Now he knows how it feels to have his legitimacy questioned, despite his best efforts to tell us otherwise.
To be fair, intelligence sources say ample evidence shows that Russians, possibly with President Vladimir Putin’s blessing, sewed serious mischief by hacking U.S. emails. But, so far, officials assure us that no actual votes were changed.
Without hard evidence to the contrary, I’m ready to grit my teeth and accept Trump as our legitimate president for the sake of national unity, just as I hoped America would unite behind President Barack Obama, whether they voted for him or not.
I also suspect that Lewis, not being a stupid man by any means, knows Trump is “legitimate,” at least in the constitutionally legal sense. But moral legitimacy?

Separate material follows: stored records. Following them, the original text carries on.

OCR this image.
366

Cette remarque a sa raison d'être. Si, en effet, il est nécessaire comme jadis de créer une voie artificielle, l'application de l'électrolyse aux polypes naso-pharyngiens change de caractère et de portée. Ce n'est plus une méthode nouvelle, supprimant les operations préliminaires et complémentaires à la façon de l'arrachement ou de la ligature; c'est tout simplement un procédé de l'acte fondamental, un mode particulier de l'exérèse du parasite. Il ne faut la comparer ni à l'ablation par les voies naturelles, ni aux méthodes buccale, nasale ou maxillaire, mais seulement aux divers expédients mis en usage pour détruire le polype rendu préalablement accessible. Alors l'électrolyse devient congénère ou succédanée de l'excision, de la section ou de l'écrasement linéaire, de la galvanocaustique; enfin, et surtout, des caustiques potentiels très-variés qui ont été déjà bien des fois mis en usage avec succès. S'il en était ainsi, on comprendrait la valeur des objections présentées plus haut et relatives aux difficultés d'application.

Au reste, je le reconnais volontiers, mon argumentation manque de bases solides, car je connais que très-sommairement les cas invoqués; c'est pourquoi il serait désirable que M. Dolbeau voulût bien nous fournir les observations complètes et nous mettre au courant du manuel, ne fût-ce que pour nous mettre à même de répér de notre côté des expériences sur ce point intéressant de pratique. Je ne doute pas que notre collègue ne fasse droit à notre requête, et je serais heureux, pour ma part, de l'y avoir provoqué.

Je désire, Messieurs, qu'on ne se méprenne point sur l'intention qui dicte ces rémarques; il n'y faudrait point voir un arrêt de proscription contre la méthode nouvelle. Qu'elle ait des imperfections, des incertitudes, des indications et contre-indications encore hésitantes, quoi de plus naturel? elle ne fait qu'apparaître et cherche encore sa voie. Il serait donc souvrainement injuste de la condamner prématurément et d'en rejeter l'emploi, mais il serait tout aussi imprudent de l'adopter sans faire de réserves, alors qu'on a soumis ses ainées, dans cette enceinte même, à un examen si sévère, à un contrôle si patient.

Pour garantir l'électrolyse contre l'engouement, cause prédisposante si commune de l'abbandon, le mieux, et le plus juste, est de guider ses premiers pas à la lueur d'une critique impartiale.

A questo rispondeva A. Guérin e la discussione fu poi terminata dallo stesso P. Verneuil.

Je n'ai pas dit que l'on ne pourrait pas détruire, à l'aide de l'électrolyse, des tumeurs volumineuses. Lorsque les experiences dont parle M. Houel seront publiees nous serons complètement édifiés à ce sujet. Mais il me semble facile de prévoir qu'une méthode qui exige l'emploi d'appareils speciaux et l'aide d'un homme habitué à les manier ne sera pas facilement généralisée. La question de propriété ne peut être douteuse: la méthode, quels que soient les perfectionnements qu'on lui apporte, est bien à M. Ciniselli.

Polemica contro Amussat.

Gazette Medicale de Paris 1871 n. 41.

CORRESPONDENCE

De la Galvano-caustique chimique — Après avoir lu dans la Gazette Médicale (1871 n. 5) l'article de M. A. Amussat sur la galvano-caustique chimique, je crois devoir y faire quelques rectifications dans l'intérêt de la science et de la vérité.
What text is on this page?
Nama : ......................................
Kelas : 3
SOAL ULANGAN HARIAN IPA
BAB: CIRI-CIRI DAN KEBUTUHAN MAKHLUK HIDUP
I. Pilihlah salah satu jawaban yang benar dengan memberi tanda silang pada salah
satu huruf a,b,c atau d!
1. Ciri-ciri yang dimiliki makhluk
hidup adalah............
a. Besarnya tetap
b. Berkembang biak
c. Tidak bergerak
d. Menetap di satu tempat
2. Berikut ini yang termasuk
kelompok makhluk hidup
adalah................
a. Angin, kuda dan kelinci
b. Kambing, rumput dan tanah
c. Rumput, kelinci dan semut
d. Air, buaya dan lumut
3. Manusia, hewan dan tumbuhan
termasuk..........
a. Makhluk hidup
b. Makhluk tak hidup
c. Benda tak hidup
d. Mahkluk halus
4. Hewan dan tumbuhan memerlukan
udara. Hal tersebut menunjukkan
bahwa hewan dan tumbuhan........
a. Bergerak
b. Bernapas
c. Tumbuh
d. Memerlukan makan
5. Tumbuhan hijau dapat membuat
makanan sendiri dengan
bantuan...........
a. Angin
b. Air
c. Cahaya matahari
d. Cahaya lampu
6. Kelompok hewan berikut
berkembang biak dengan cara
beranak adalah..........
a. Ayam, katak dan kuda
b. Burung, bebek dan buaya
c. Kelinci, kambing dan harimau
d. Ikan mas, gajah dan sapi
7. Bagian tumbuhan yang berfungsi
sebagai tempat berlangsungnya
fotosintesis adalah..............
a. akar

That’s in the eye of the beholder.
Therefore, I understand the rough justice to Trump Lewis’ sentiments present. A lot of hard feelings endure from Trump’s relentless challenges to Obama legitimacy as president. Once again, it appeared, a man of color was being told to walk a longer mile than his predecessors, who all happened to be white.
Trump didn’t help himself with his Twitter tirade about Lewis during the Rev. Martin Luther King Jr. Day weekend, no less. “Congressman John Lewis should spend more time on fixing and helping his district,” he tweeted , “which is in horrible shape and falling apart (not to … mention crime infested) rather than falsely complaining about the election results. All talk, talk, talk - no action or results. Sad!”

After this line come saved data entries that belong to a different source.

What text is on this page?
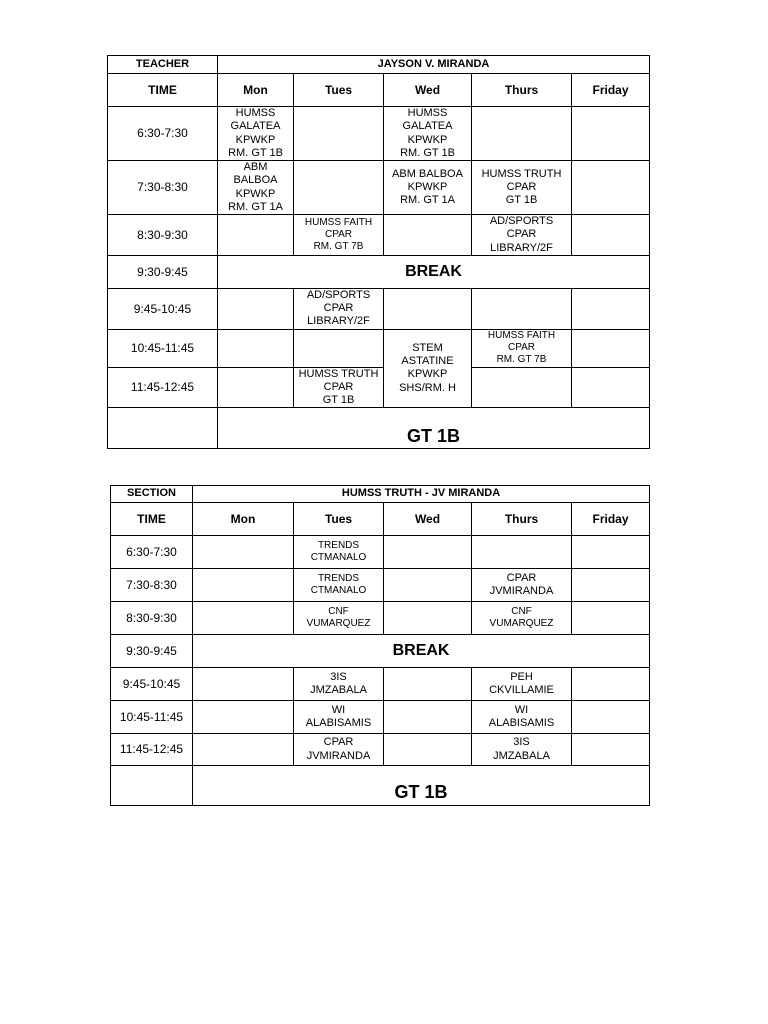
TEACHER	JAYSON V. MIRANDA				
TIME	Mon	Tues	Wed	Thurs	Friday
6:30-7:30	HUMSS
GALATEA
KPWKP
RM. GT 1B		HUMSS
GALATEA
KPWKP
RM. GT 1B		

7:30-8:30	ABM
BALBOA
KPWKP
RM. GT 1A		ABM BALBOA
KPWKP
RM. GT 1A	HUMSS TRUTH
CPAR
GT 1B	

8:30-9:30		HUMSS FAITH
CPAR
RM. GT 7B		AD/SPORTS
CPAR
LIBRARY/2F	

9:30-9:45	BREAK				
9:45-10:45		AD/SPORTS
CPAR
LIBRARY/2F			

10:45-11:45			STEM
ASTATINE
KPWKP
SHS/RM. H	HUMSS FAITH
CPAR
RM. GT 7B	

11:45-12:45		HUMSS TRUTH
CPAR
GT 1B			

	GT 1B				
SECTION	HUMSS TRUTH - JV MIRANDA				
TIME	Mon	Tues	Wed	Thurs	Friday
6:30-7:30		TRENDS
CTMANALO			

7:30-8:30		TRENDS
CTMANALO		CPAR
JVMIRANDA	

8:30-9:30		CNF
VUMARQUEZ		CNF
VUMARQUEZ	

9:30-9:45	BREAK				
9:45-10:45		3IS
JMZABALA		PEH
CKVILLAMIE	

10:45-11:45		WI
ALABISAMIS		WI
ALABISAMIS	

11:45-12:45		CPAR
JVMIRANDA		3IS
JMZABALA	

	GT 1B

What’s really sad is Trump’s attempt to dismiss Lewis as “all talk, talk, talk,” which only reveals the big-bucks developer and reality TV host’s ignorance of the landmark civil rights improvements that Lewis helped to bring about at great personal sacrifice, a quality Trump has yet to show in his own public life.

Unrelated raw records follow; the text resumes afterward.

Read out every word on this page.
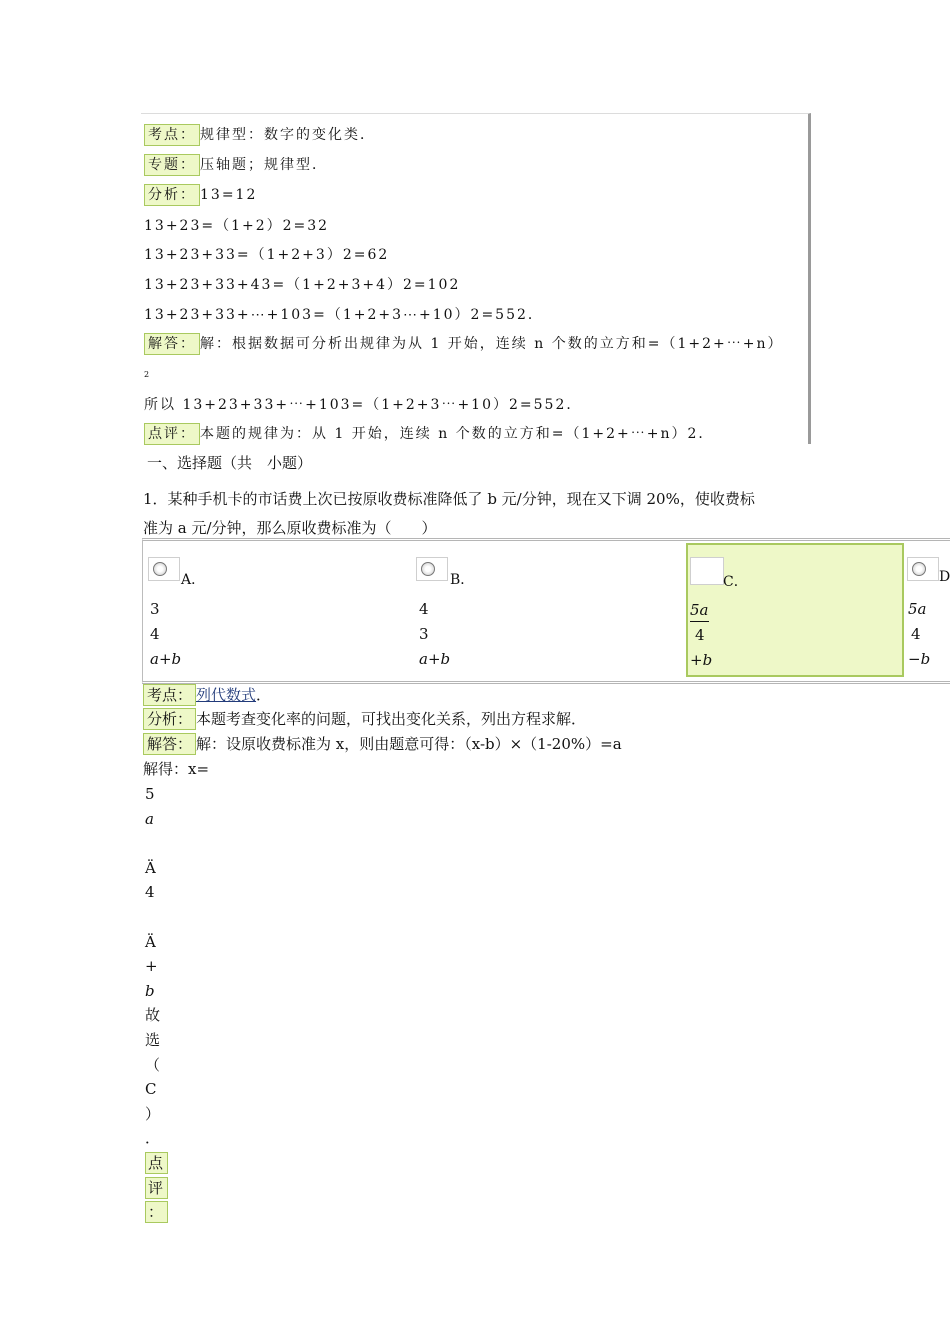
考点： 规律型：数字的变化类．
专题： 压轴题；规律型．
分析： 13=12
13+23=（1+2）2=32
13+23+33=（1+2+3）2=62
13+23+33+43=（1+2+3+4）2=102
13+23+33+⋯+103=（1+2+3⋯+10）2=552．
解答： 解：根据数据可分析出规律为从 1 开始，连续 n 个数的立方和=（1+2+⋯+n）
2
所以 13+23+33+⋯+103=（1+2+3⋯+10）2=552．
点评： 本题的规律为：从 1 开始，连续 n 个数的立方和=（1+2+⋯+n）2．
一、选择题（共　小题）
1．某种手机卡的市话费上次已按原收费标准降低了 b 元/分钟，现在又下调 20%，使收费标
准为 a 元/分钟，那么原收费标准为（　　）
A．
3
4
a+b
B．
4
3
a+b
C．
5a
4
+b
D
5a
4
−b
考点： 列代数式．
分析： 本题考查变化率的问题，可找出变化关系，列出方程求解．
解答： 解：设原收费标准为 x，则由题意可得：（x-b）×（1-20%）=a
解得：x=
5
a
Ä
4
Ä
+
b
故
选
（
C
）
．
点
评
：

And Lewis’ district, which includes most of Atlanta, has some impoverished sections but it also includes Emory University, Morehouse University and upscale neighborhoods like the famous Buckhead.
Forty percent of the district’s residents have college degrees, according to 2015 Census Bureau figures cited by PolitiFact. That’s way ahead of the state average of 28.8 percent and the national average of 29.8 percent.
But the existence of social and economic success in a district represented by a liberal black man apparently doesn’t fit in Trump’s urban narrative, which seems to have been shaped by 1970s black-exploitation movies.
Trump seldom has let facts get in the way of a good smear job, and he’s not about to stop now, even as he is about to become president.
Still, as good Americans, we should support our newly elected president in good faith, even as we criticize his ways — and look ahead to the next election.